Copyright © 2016 Gi-Su Oh et al. This is an open access article distributed under the Creative Commons Attribution License, which permits unrestricted use, distribution, and reproduction in any medium, provided the original work is properly cited.


Cisplatin is a widely used chemotherapeutic agent for the treatment of various tumors. In addition to its antitumor activity, cisplatin affects normal cells and may induce adverse effects such as ototoxicity, nephrotoxicity, and peripheral neuropathy. Various mechanisms such as DNA adduct formation, mitochondrial dysfunction, oxidative stress, and inflammatory responses are closely associated with cisplatin-induced nephrotoxicity; however, the precise mechanism remains unclear. The cofactor nicotinamide adenine dinucleotide (NAD+) has emerged as a key regulator of cellular energy metabolism and homeostasis. Recent studies have demonstrated associations between disturbance in intracellular NAD+ levels and clinical progression of various diseases through the production of reactive oxygen species and inflammation.
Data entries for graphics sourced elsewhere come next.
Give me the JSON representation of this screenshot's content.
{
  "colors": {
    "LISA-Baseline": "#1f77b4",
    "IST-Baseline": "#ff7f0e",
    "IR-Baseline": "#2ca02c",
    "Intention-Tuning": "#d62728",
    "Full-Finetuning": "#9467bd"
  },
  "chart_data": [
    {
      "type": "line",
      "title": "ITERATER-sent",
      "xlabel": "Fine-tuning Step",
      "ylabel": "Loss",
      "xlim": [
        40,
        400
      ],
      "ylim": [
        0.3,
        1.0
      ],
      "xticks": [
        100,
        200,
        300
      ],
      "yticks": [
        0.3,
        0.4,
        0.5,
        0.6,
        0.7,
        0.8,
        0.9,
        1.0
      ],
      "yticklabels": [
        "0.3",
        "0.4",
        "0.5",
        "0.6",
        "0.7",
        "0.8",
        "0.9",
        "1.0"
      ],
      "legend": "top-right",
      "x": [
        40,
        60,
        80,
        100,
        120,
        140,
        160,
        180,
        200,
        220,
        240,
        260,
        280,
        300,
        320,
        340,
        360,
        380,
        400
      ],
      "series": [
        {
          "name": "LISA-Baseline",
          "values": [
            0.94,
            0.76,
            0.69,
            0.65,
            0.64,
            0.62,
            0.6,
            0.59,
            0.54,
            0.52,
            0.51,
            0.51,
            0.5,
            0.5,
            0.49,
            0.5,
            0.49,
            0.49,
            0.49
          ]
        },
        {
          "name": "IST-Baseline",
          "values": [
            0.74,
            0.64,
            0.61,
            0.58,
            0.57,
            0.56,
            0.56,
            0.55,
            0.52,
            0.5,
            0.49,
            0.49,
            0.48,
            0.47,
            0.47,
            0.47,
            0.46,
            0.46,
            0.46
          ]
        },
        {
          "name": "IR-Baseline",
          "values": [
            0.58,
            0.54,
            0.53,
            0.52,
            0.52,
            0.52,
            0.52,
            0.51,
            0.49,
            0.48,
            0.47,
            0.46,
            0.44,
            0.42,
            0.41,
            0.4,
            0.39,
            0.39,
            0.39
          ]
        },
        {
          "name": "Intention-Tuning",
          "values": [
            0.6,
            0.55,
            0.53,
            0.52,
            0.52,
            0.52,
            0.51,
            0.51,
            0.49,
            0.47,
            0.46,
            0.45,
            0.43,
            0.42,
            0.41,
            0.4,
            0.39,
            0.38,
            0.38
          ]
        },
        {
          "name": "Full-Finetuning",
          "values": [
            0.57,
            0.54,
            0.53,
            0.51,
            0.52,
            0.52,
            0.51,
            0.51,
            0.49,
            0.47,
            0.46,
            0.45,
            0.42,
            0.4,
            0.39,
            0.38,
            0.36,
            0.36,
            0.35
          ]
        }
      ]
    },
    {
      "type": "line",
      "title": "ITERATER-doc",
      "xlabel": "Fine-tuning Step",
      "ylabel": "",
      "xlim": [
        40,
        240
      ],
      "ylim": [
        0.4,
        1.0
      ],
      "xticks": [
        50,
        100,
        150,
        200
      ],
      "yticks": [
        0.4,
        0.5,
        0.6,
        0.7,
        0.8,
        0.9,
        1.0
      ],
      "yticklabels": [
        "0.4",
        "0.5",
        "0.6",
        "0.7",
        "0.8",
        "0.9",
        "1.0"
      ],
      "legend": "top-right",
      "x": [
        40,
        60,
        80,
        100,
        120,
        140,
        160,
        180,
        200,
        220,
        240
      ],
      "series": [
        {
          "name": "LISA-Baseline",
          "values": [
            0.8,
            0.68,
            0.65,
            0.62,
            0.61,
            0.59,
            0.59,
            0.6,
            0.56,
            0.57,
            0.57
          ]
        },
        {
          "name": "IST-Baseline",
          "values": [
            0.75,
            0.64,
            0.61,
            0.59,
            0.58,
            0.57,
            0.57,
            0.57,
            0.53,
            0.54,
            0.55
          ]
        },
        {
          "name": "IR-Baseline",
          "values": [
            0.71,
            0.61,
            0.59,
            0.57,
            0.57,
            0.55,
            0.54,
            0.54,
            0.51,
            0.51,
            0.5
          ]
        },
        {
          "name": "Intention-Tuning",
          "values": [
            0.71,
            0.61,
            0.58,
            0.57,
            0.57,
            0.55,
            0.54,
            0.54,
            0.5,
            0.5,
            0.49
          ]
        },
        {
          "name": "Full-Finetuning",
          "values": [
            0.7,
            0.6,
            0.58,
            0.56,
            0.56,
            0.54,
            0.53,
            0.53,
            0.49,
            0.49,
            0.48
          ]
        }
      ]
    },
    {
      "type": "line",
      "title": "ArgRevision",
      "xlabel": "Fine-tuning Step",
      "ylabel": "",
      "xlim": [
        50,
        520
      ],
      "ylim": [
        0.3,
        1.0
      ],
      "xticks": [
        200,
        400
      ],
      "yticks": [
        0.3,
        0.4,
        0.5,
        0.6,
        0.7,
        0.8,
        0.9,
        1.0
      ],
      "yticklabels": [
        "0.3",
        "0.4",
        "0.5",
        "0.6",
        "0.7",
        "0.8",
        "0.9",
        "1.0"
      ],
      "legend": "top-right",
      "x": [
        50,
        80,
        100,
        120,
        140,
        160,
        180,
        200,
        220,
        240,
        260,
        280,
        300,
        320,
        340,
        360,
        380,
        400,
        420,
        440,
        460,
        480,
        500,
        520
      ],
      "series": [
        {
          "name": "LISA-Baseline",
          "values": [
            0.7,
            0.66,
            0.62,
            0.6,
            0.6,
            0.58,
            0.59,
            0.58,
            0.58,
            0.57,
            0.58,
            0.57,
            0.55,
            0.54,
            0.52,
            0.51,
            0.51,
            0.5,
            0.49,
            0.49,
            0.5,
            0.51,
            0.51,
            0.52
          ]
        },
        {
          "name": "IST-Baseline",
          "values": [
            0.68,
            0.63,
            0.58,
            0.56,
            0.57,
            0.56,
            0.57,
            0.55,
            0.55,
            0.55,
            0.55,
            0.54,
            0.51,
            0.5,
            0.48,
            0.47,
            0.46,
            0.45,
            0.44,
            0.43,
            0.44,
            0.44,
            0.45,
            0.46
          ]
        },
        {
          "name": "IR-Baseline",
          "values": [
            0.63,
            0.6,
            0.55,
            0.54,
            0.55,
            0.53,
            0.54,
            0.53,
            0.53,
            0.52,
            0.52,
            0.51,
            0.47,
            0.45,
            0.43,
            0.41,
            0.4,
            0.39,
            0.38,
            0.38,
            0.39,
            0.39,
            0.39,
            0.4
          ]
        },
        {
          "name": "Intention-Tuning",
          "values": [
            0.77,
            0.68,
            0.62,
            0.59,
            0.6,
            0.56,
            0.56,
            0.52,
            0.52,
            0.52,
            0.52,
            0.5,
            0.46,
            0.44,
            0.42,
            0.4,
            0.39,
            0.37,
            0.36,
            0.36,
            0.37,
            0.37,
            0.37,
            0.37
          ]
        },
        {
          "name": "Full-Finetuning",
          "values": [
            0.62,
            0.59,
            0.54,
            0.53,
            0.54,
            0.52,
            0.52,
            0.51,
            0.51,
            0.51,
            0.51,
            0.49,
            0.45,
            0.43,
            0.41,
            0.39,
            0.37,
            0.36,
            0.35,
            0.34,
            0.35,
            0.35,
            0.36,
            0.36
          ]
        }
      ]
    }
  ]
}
Furthermore, we demonstrated that reduction of the intracellular NAD+/NADH ratio is critically involved in cisplatin-induced kidney damage through inflammation and oxidative stress and that increase of the cellular NAD+/NADH ratio suppresses cisplatin-induced kidney damage by modulation of potential damage mediators such as oxidative stress and inflammatory responses. In this review, we describe the role of NAD+ metabolism in cisplatin-induced nephrotoxicity and discuss a potential strategy for the prevention or treatment of cisplatin-induced adverse effects with a particular focus on NAD+-dependent cellular pathways.